Что может быть, кажется, проще? Зеленый Чацкий и тут перемудрил: закатил глаза под лоб, выпростал из-под ворота рубашки золотой медальон с предполагаемым портретом «предмета» и страстно его поцеловал. Сцена с медальоном, очевидно, была рассчитана на вызов, но — сверх чаяния — ничего, кроме общего недоумения, не вызвала. Потом, когда наиболее трезвые из свободных любителей решились упрекать господина Периона за эти произвольные вставки, он горячо оправдывался, будто он играл по Белинскому. Я, впрочем, сколько раз отмечал то обстоятельство, что когда актер из любителей играет скверно Чацкого или Гамлета, он всегда оправдывается — будто это по Белинскому!
Надо и то сказать, что антураж был вполне под масть зеленому Чацкому: Софью Павловну играла любительница, очень красивая, с большими томными глазами, но с таким слабым голосом, что ее еле слышно было в первом ряду; напротив того, любительница, изображавшая Лизу, так оглушительно визгливо хохотала, что действовала на нервы. Молчалин и Фамусов, со своей стороны, способствовали зеленому ансамблю. Первый так низко и униженно пригибался, что, казалось, не доставало только хвоста под фраком, чтобы совсем походить на Лису Патрикеевну; а второй, по дряхлости лет, так безбожно шамкал и привирал, что возбуждал одно сострадание. Сзади меня, в креслах, говорили, что это один из старейших любителей, создавший роль Фамусова двадцать лет назад. Я этому охотно верил, но видел от создания одни обломки и ежеминутно страшился, чтобы старейший любитель как-нибудь не развалился.
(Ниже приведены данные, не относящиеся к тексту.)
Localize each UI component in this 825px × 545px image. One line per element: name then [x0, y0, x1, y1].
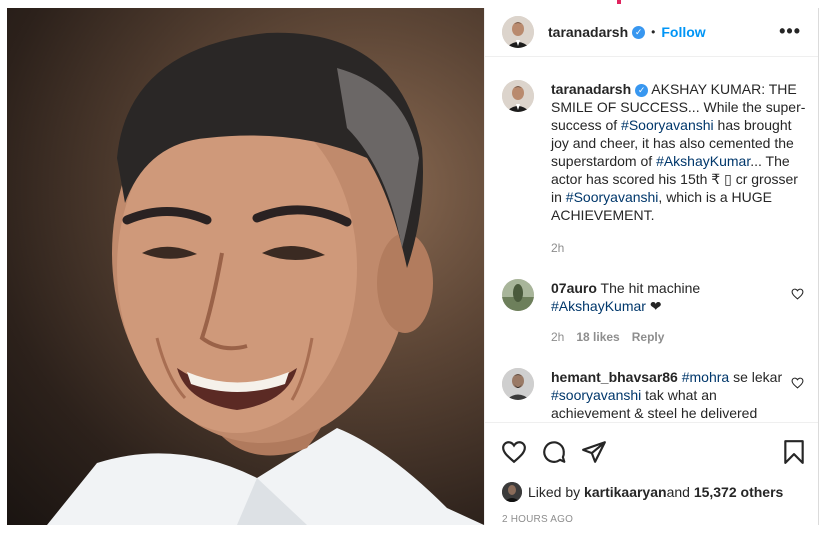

Все это лишило меня мужества смотреть второй акт «Горе от ума», и я просидел его в буфете, за стаканом чая, в скорбном раздумье о безнаказанности любительской свободы.
Можете себе представить, с каким замиранием ожидал я «Вспышки у домашнего очага». Но «Вспышка» шла в заключение, и перед ней пришлось вынести пытку представления какого-то французского отрывка, оказавшегося впоследствии, когда я разобрал, в чем дело, знаменитой сценой ссоры двух братьев из комедии Ожье «Семейство Фуршамбо», оканчивающейся задушением одного из соперников. Братьев-соперников играли какие-то светские набеленные человеки, из подражания французам так безбожно картавившие, что из всего их коротенького диалога я только улавливал: oui и non [3]; в общем же данный классический отрывок произвел на меня очень дикое впечатление — двух приличных молодых людей, появившихся на подмостках лишь затем, чтобы дать друг другу, на глазах у всех, звонкую пощечину. Если бы не имя Эмиля Ожье, фигуровавшее в афише, я бы прямо принял их игру за настоящий клубный скандал.
Вслед за скандалом пресловутый любительский оркестр из старых дев и молодых офицеров сыграл какой-то развеселый марш, чуть ли не из «Боккаччо», и началась «злоба» моего вечера — «Вспышка у домашнего очага».